Ce principe général doit être admis que la force impérative se développe à son degré extrême en fonction d’une conscience d’infériorité. Le complexe d’infériorité des meneurs a joué constamment un rôle dans le développement de leur action déterminante c’est une étrange absence de confiance en soi oui a poussé en principe les plus grands agitateurs de l’histoire vers les excès contraires aux prix desquels ils pouvaient se prouver à eux-mêmes que cette absence de confiance n’était pas justifiée. De la même façon, il est possible de dire que le sentiment national n’est arrivé au degré extrême de l’orgueil et de l’agressivité que dans des pays où un doute, où une angoisse s’étaient élevés, la certitude de soi et l’agressivité étant ainsi fonction du doute et de la peur qui les avaient précédé.

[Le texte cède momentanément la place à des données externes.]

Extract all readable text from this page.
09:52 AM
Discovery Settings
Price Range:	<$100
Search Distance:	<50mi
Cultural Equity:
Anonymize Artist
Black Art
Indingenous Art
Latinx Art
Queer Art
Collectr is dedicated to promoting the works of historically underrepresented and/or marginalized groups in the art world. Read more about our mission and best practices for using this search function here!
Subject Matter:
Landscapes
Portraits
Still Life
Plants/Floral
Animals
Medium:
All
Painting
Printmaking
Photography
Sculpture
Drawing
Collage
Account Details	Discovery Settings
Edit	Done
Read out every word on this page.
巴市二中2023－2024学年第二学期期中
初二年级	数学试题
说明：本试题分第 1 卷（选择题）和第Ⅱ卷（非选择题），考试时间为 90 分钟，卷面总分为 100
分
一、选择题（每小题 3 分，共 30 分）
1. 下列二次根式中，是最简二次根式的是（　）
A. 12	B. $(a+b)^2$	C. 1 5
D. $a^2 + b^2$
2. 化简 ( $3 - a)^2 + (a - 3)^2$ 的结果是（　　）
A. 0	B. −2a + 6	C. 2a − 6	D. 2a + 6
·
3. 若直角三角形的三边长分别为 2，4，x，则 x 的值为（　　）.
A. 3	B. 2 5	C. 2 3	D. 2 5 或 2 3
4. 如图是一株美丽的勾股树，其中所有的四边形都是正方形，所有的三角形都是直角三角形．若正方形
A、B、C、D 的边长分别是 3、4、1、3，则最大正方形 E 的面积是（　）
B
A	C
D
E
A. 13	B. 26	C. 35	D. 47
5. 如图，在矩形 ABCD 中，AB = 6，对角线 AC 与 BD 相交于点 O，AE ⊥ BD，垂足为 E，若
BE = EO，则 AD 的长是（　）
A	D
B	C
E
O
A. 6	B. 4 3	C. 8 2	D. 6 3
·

Il est impossible, bien entendu, de prétendre que, du fait même de l’angoisse et du doute qui accablent tous ceux qui réfléchissent encore en eux la conscience universelle, cette conscience doive nécessairement les porter à la puissance. Elle en pose néanmoins l’exigence avec une force qui devrait être de nature, immédiatement, à les déchaîner. Si un mouvement réel se produisait naissant d’une aussi grande angoisse, il devrait prendre nécessairement le caractère brûlant, imprévisible, contagieux à l’extrême, des grands mouvements religieux qui ont déjà bouleversé les peuples et leur ont révélé la valeur universelle de l’existence. Si des hommes s’avançaient pour affirmer que le .temps est venu de lever la malédiction séculaire qui accable l’espèce humaine, est-il possible de croire que leur voix n’éclaterait pas tout à coup avec une puissance brisante, cette puissance même qu’appelle aujourd’hui l’angoisse de la Terre entière. De l’extrême impuissance des hommes actuels, il ne . peut plus sortir demain qu’une PUISSANCE qui soit la résolution d’une destinée séculaire dérisoire — ou l’extrême malheur...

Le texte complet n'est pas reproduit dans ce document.